The first thing you should decide when you’re presented with a risk is whether it’s really a risk or not. A risk is defined as something that has a negative impact on the project, usually from a money, time, or quality point of view. Risks aren’t confined to those kinds of impacts, but those are the usual ones.

Once you’ve decided if the risk is really something that could happen to the project, it’s a good idea to determine the impact should the risk manifest into a problem, and the likelihood that will happen. These two factors will determine how important it is for you to do something about the risk.

Risk Acceptance

Let’s pretend that you decide that your software architect is key to the project, and that he also likes to play the lottery. If he wins, he’ll quit. If he quits, the project will fail, but the likelihood is that he’ll be hit by lightning (twice) before he wins the jackpot.  In our estimation, the risk is severe, but the probability is low, so we really don’t want to go out of our way to deal with that risk: we’ve accepted this risk.

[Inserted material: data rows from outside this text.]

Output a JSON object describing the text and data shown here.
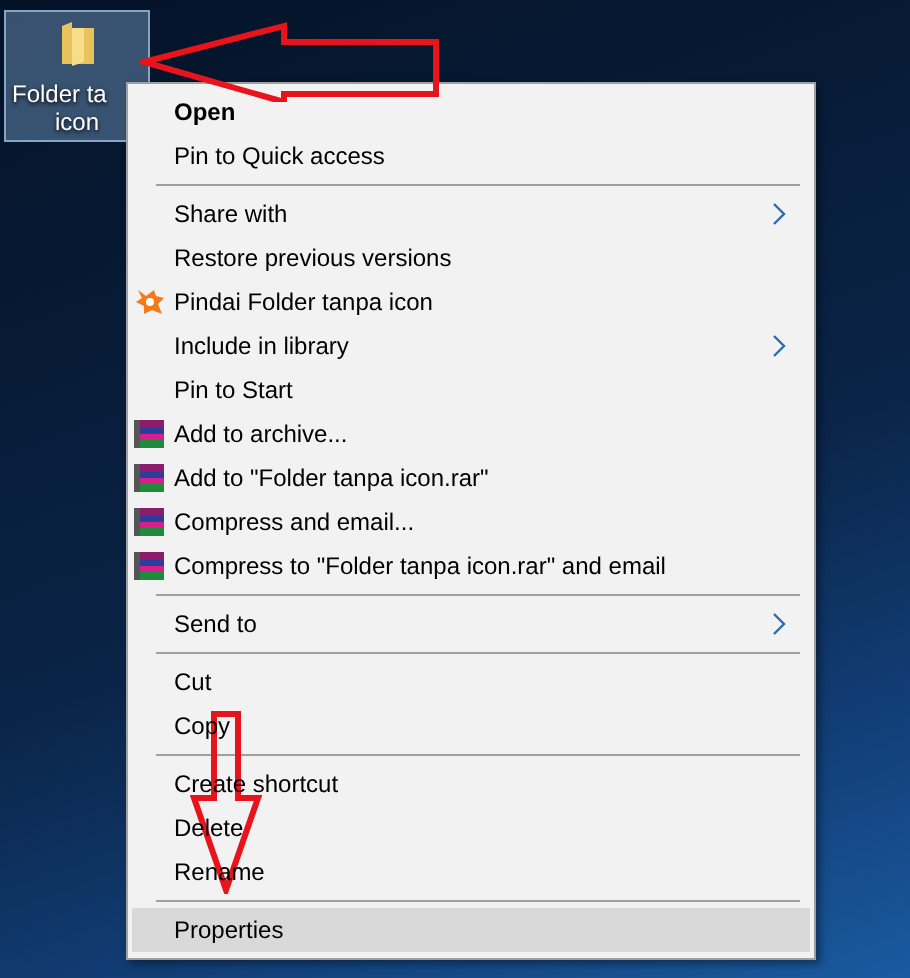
{
  "desktop_icon": {
    "label_lines": [
      "Folder ta",
      "icon"
    ],
    "selected": true
  },
  "context_menu": {
    "items": [
      {
        "kind": "item",
        "label": "Open",
        "default": true,
        "submenu": false,
        "selected": false
      },
      {
        "kind": "item",
        "label": "Pin to Quick access",
        "submenu": false,
        "selected": false
      },
      {
        "kind": "separator"
      },
      {
        "kind": "item",
        "label": "Share with",
        "submenu": true,
        "selected": false
      },
      {
        "kind": "item",
        "label": "Restore previous versions",
        "submenu": false,
        "selected": false
      },
      {
        "kind": "scan",
        "label": "Pindai Folder tanpa icon",
        "submenu": false,
        "selected": false
      },
      {
        "kind": "item",
        "label": "Include in library",
        "submenu": true,
        "selected": false
      },
      {
        "kind": "item",
        "label": "Pin to Start",
        "submenu": false,
        "selected": false
      },
      {
        "kind": "archive",
        "label": "Add to archive...",
        "submenu": false,
        "selected": false
      },
      {
        "kind": "archive",
        "label": "Add to \"Folder tanpa icon.rar\"",
        "submenu": false,
        "selected": false
      },
      {
        "kind": "archive",
        "label": "Compress and email...",
        "submenu": false,
        "selected": false
      },
      {
        "kind": "archive",
        "label": "Compress to \"Folder tanpa icon.rar\" and email",
        "submenu": false,
        "selected": false
      },
      {
        "kind": "separator"
      },
      {
        "kind": "item",
        "label": "Send to",
        "submenu": true,
        "selected": false
      },
      {
        "kind": "separator"
      },
      {
        "kind": "item",
        "label": "Cut",
        "submenu": false,
        "selected": false
      },
      {
        "kind": "item",
        "label": "Copy",
        "submenu": false,
        "selected": false
      },
      {
        "kind": "separator"
      },
      {
        "kind": "item",
        "label": "Create shortcut",
        "submenu": false,
        "selected": false
      },
      {
        "kind": "item",
        "label": "Delete",
        "submenu": false,
        "selected": false
      },
      {
        "kind": "item",
        "label": "Rename",
        "submenu": false,
        "selected": false
      },
      {
        "kind": "separator"
      },
      {
        "kind": "item",
        "label": "Properties",
        "submenu": false,
        "selected": true
      }
    ]
  }
}
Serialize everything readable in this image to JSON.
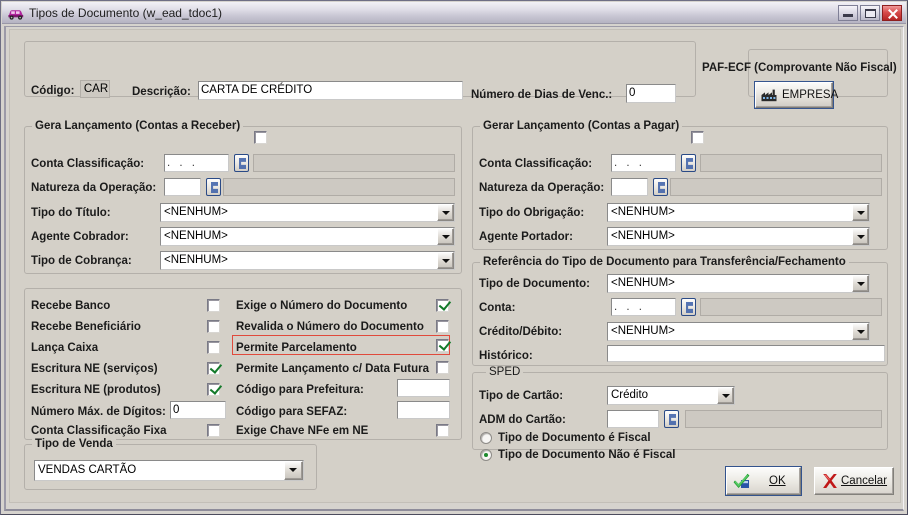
{
  "window": {
    "title": "Tipos de Documento (w_ead_tdoc1)",
    "icon": "car-icon",
    "buttons": {
      "minimize": "minimize-button",
      "maximize": "maximize-button",
      "close": "close-button"
    }
  },
  "header": {
    "codigo_label": "Código:",
    "codigo_value": "CAR",
    "descricao_label": "Descrição:",
    "descricao_value": "CARTA DE CRÉDITO",
    "dias_venc_label": "Número de Dias de Venc.:",
    "dias_venc_value": "0",
    "paf_ecf_title": "PAF-ECF (Comprovante Não Fiscal)",
    "empresa_button": "EMPRESA",
    "empresa_icon": "factory-icon"
  },
  "receber": {
    "group_title": "Gera Lançamento (Contas a Receber)",
    "group_checkbox_checked": false,
    "fields": [
      {
        "label": "Conta Classificação:",
        "value": ". . .",
        "type": "lookup",
        "desc": ""
      },
      {
        "label": "Natureza da Operação:",
        "value": "",
        "type": "lookup",
        "desc": ""
      },
      {
        "label": "Tipo do Título:",
        "value": "<NENHUM>",
        "type": "combo"
      },
      {
        "label": "Agente Cobrador:",
        "value": "<NENHUM>",
        "type": "combo"
      },
      {
        "label": "Tipo de Cobrança:",
        "value": "<NENHUM>",
        "type": "combo"
      }
    ]
  },
  "pagar": {
    "group_title": "Gerar Lançamento (Contas a Pagar)",
    "group_checkbox_checked": false,
    "fields": [
      {
        "label": "Conta Classificação:",
        "value": ". . .",
        "type": "lookup",
        "desc": ""
      },
      {
        "label": "Natureza da Operação:",
        "value": "",
        "type": "lookup",
        "desc": ""
      },
      {
        "label": "Tipo do Obrigação:",
        "value": "<NENHUM>",
        "type": "combo"
      },
      {
        "label": "Agente Portador:",
        "value": "<NENHUM>",
        "type": "combo"
      }
    ]
  },
  "referencia": {
    "group_title": "Referência do Tipo de Documento para Transferência/Fechamento",
    "tipo_documento_label": "Tipo de Documento:",
    "tipo_documento_value": "<NENHUM>",
    "conta_label": "Conta:",
    "conta_value": ". . .",
    "credito_debito_label": "Crédito/Débito:",
    "credito_debito_value": "<NENHUM>",
    "historico_label": "Histórico:",
    "historico_value": ""
  },
  "sped": {
    "group_title": "SPED",
    "tipo_cartao_label": "Tipo de Cartão:",
    "tipo_cartao_value": "Crédito",
    "adm_cartao_label": "ADM  do Cartão:",
    "adm_cartao_value": "",
    "adm_cartao_desc": "",
    "radios": [
      {
        "label": "Tipo de Documento é Fiscal",
        "checked": false
      },
      {
        "label": "Tipo de Documento Não é Fiscal",
        "checked": true
      }
    ]
  },
  "options_left": [
    {
      "label": "Recebe Banco",
      "checked": false
    },
    {
      "label": "Recebe Beneficiário",
      "checked": false
    },
    {
      "label": "Lança Caixa",
      "checked": false
    },
    {
      "label": "Escritura NE (serviços)",
      "checked": true
    },
    {
      "label": "Escritura NE (produtos)",
      "checked": true
    }
  ],
  "options_left_extra": {
    "num_max_digitos_label": "Número Máx. de Dígitos:",
    "num_max_digitos_value": "0",
    "conta_classificacao_fixa_label": "Conta Classificação Fixa",
    "conta_classificacao_fixa_checked": false
  },
  "options_right": [
    {
      "label": "Exige o Número do Documento",
      "checked": true,
      "highlight": false
    },
    {
      "label": "Revalida o Número do Documento",
      "checked": false,
      "highlight": false
    },
    {
      "label": "Permite Parcelamento",
      "checked": true,
      "highlight": true
    },
    {
      "label": "Permite Lançamento c/ Data Futura",
      "checked": false,
      "highlight": false
    }
  ],
  "options_right_extra": {
    "codigo_prefeitura_label": "Código para Prefeitura:",
    "codigo_prefeitura_value": "",
    "codigo_sefaz_label": "Código para SEFAZ:",
    "codigo_sefaz_value": "",
    "exige_chave_label": "Exige Chave NFe em NE",
    "exige_chave_checked": false
  },
  "tipo_venda": {
    "group_title": "Tipo de Venda",
    "value": "VENDAS CARTÃO"
  },
  "actions": {
    "ok_label": "OK",
    "ok_underline": "O",
    "cancel_label": "Cancelar",
    "cancel_underline": "C",
    "ok_icon": "green-check-icon",
    "cancel_icon": "red-x-icon"
  },
  "colors": {
    "window_bg": "#d4d0c8",
    "titlebar": "#dedce6",
    "highlight_red": "#e04a3c",
    "check_green": "#147a2a",
    "close_red": "#d84c4c"
  }
}
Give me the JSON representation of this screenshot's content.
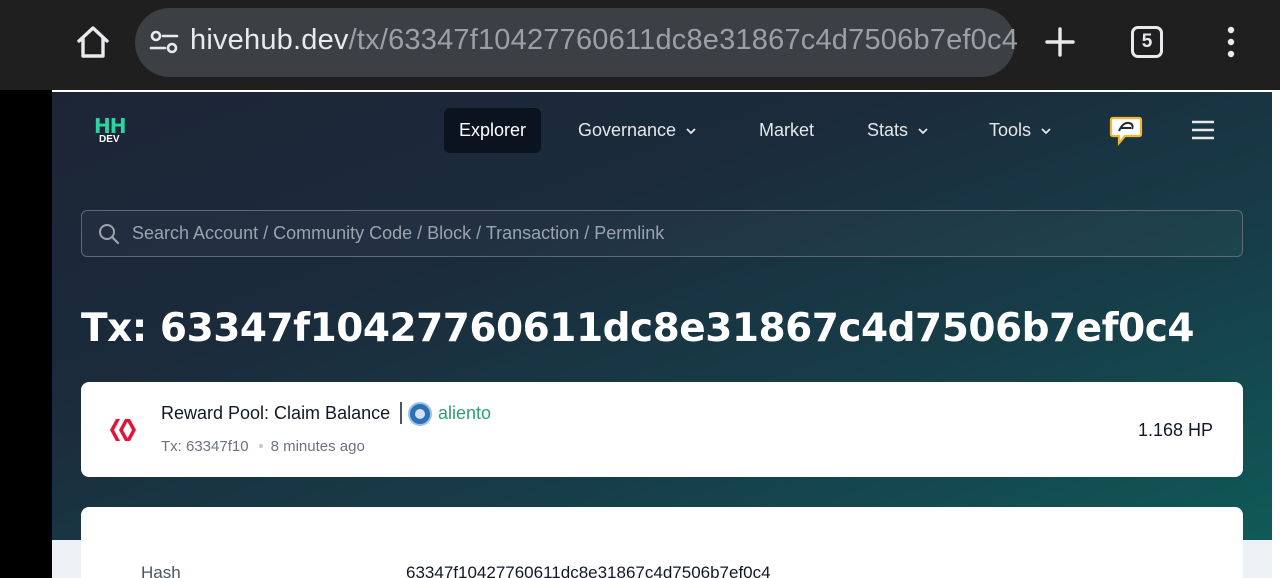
{
  "browser": {
    "url_host": "hivehub.dev",
    "url_path": "/tx/63347f10427760611dc8e31867c4d7506b7ef0c4",
    "tab_count": "5",
    "icons": [
      "home-icon",
      "site-settings-icon",
      "new-tab-plus-icon",
      "tab-switcher-icon",
      "more-vert-icon"
    ]
  },
  "site": {
    "logo_text": "HH",
    "logo_sub": "DEV",
    "nav": {
      "explorer": "Explorer",
      "governance": "Governance",
      "market": "Market",
      "stats": "Stats",
      "tools": "Tools"
    },
    "search_placeholder": "Search Account / Community Code / Block / Transaction / Permlink"
  },
  "tx": {
    "title": "Tx: 63347f10427760611dc8e31867c4d7506b7ef0c4",
    "operation": {
      "name": "Reward Pool: Claim Balance",
      "account": "aliento",
      "tx_short": "Tx: 63347f10",
      "time_ago": "8 minutes ago",
      "amount": "1.168 HP"
    },
    "details": {
      "hash_label": "Hash",
      "hash_value": "63347f10427760611dc8e31867c4d7506b7ef0c4"
    }
  },
  "colors": {
    "accent_green": "#2f9e72",
    "logo_green": "#2ed3a3",
    "hive_red": "#e31337"
  }
}
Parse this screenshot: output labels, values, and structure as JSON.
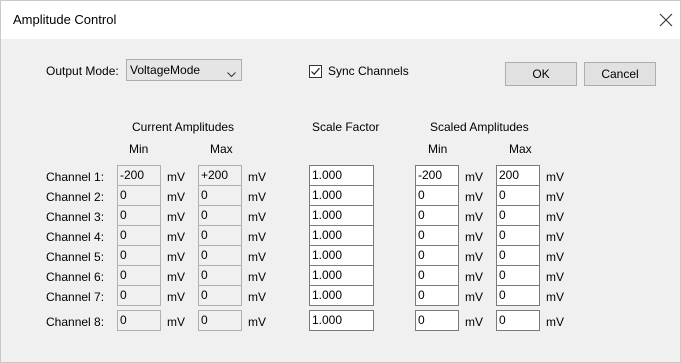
{
  "window": {
    "title": "Amplitude Control"
  },
  "output_mode": {
    "label": "Output Mode:",
    "value": "VoltageMode"
  },
  "sync": {
    "label": "Sync Channels",
    "checked": true
  },
  "buttons": {
    "ok": "OK",
    "cancel": "Cancel"
  },
  "headers": {
    "current": "Current Amplitudes",
    "scale": "Scale Factor",
    "scaled": "Scaled Amplitudes",
    "min": "Min",
    "max": "Max"
  },
  "unit": "mV",
  "channels": [
    {
      "label": "Channel 1:",
      "cur_min": "-200",
      "cur_max": "+200",
      "scale": "1.000",
      "sc_min": "-200",
      "sc_max": "200"
    },
    {
      "label": "Channel 2:",
      "cur_min": "0",
      "cur_max": "0",
      "scale": "1.000",
      "sc_min": "0",
      "sc_max": "0"
    },
    {
      "label": "Channel 3:",
      "cur_min": "0",
      "cur_max": "0",
      "scale": "1.000",
      "sc_min": "0",
      "sc_max": "0"
    },
    {
      "label": "Channel 4:",
      "cur_min": "0",
      "cur_max": "0",
      "scale": "1.000",
      "sc_min": "0",
      "sc_max": "0"
    },
    {
      "label": "Channel 5:",
      "cur_min": "0",
      "cur_max": "0",
      "scale": "1.000",
      "sc_min": "0",
      "sc_max": "0"
    },
    {
      "label": "Channel 6:",
      "cur_min": "0",
      "cur_max": "0",
      "scale": "1.000",
      "sc_min": "0",
      "sc_max": "0"
    },
    {
      "label": "Channel 7:",
      "cur_min": "0",
      "cur_max": "0",
      "scale": "1.000",
      "sc_min": "0",
      "sc_max": "0"
    },
    {
      "label": "Channel 8:",
      "cur_min": "0",
      "cur_max": "0",
      "scale": "1.000",
      "sc_min": "0",
      "sc_max": "0"
    }
  ]
}
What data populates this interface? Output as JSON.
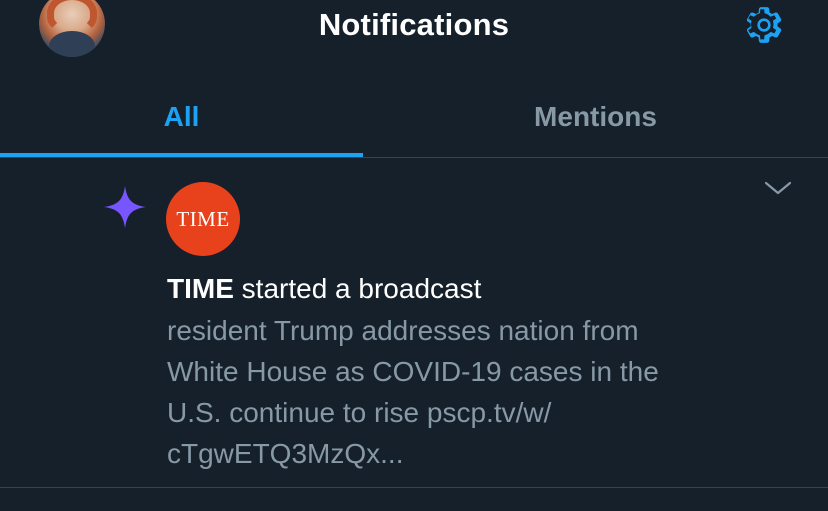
{
  "header": {
    "title": "Notifications",
    "avatar_icon": "user-avatar",
    "settings_icon": "gear-icon"
  },
  "tabs": [
    {
      "label": "All",
      "selected": true
    },
    {
      "label": "Mentions",
      "selected": false
    }
  ],
  "colors": {
    "background": "#15202b",
    "accent": "#1da1f2",
    "muted": "#8899a6",
    "divider": "#38444d",
    "sparkle": "#7856ff",
    "time_brand": "#e8421d"
  },
  "notification": {
    "type_icon": "sparkle-icon",
    "avatar_text": "TIME",
    "actor": "TIME",
    "action": " started a broadcast",
    "body_lines": [
      "resident Trump addresses nation from",
      "White House as COVID-19 cases in the",
      "U.S. continue to rise pscp.tv/w/",
      "cTgwETQ3MzQx..."
    ],
    "menu_icon": "chevron-down-icon"
  }
}
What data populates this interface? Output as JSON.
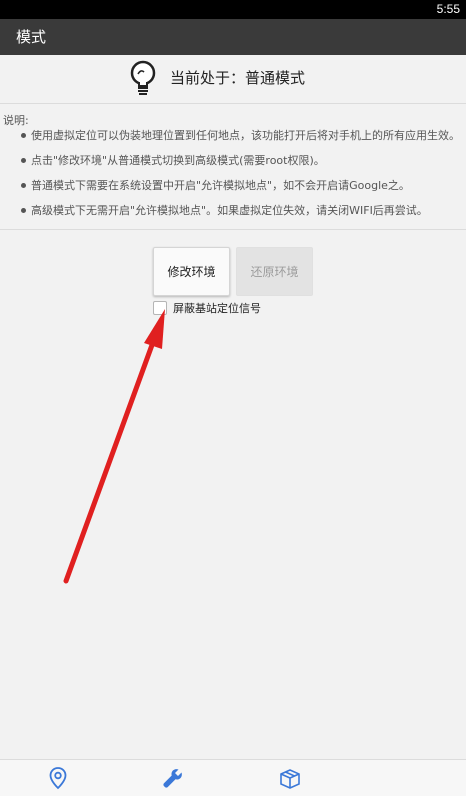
{
  "status": {
    "time": "5:55"
  },
  "app_bar": {
    "title": "模式"
  },
  "mode": {
    "text": "当前处于：普通模式"
  },
  "instructions": {
    "label": "说明:",
    "items": [
      "使用虚拟定位可以伪装地理位置到任何地点，该功能打开后将对手机上的所有应用生效。",
      "点击\"修改环境\"从普通模式切换到高级模式(需要root权限)。",
      "普通模式下需要在系统设置中开启\"允许模拟地点\"，如不会开启请Google之。",
      "高级模式下无需开启\"允许模拟地点\"。如果虚拟定位失效，请关闭WIFI后再尝试。"
    ]
  },
  "buttons": {
    "modify": "修改环境",
    "restore": "还原环境"
  },
  "checkbox": {
    "label": "屏蔽基站定位信号",
    "checked": false
  },
  "bottom_nav": {
    "items": [
      "location-pin-icon",
      "wrench-icon",
      "box-icon"
    ],
    "active_color": "#3b78d8",
    "inactive_color": "#3b78d8"
  },
  "colors": {
    "app_bar": "#3a3a3a",
    "annotation_arrow": "#e02020"
  }
}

Let’s further assume that your software architect’s uncle is rich, and that he’s named our software architect as his heir. Let’s also assume that our architect’s uncle is 92, and plans on going parachute jumping next month. That probability is that he may not survive the jump, and *poof* there goes our architect.

At this point, we have an accepted risk, but our probability is uncomfortably high. We should mitigate the risk (this is our “plus a spare” from before) which just means we should take steps to reduce the probability or impact of the risk.  We can’t really change the probability that the architect’s uncle will perish sometime soon, or that he’ll leave his vast fortune to our architect. We can however lessen the impact of the architect leaving by getting someone else to work with our architect, and try to get as much knowledge out of his head and into a spare head as possible.

Once you’ve accepted a risk, you should monitor to determine if its probability or impact change, and decide if you need to take steps. If it’s acceptable, then just leave it on the list for monitoring.

Risk Avoidance

Another valid strategy is to avoid the risk. For an example of risk avoidance, consider the Java programming language. Now that Oracle has bought Sun MicroSystems (former owner of Java) there’s the risk that Oracle will do something dastardly (just for the sake of argument, Oracle please don’t sic your lawyers on me…) and that we won’t have access to the Java any more.  One way to avoid this risk is to use Microsoft’s C# instead of Java (although in my opinion, we’re trading one problem for another…)  This is an example of risk avoidance: changing the rules so the risk doesn’t apply any more.

Risk Transfer

A final approach to risk is to transfer it to someone else. The best example of this is insurance: most of us in the US purchase automobile insurance. We do this because of the risk we get into an accident and can’t pay for the damages. We transfer the risk to the insurance company, and pay them to take the risk away from us.

Once you’ve decided you have a risk, you have a few simple choices: transfer it to someone else, avoid it, or accept it and decide if you need to mitigate as well.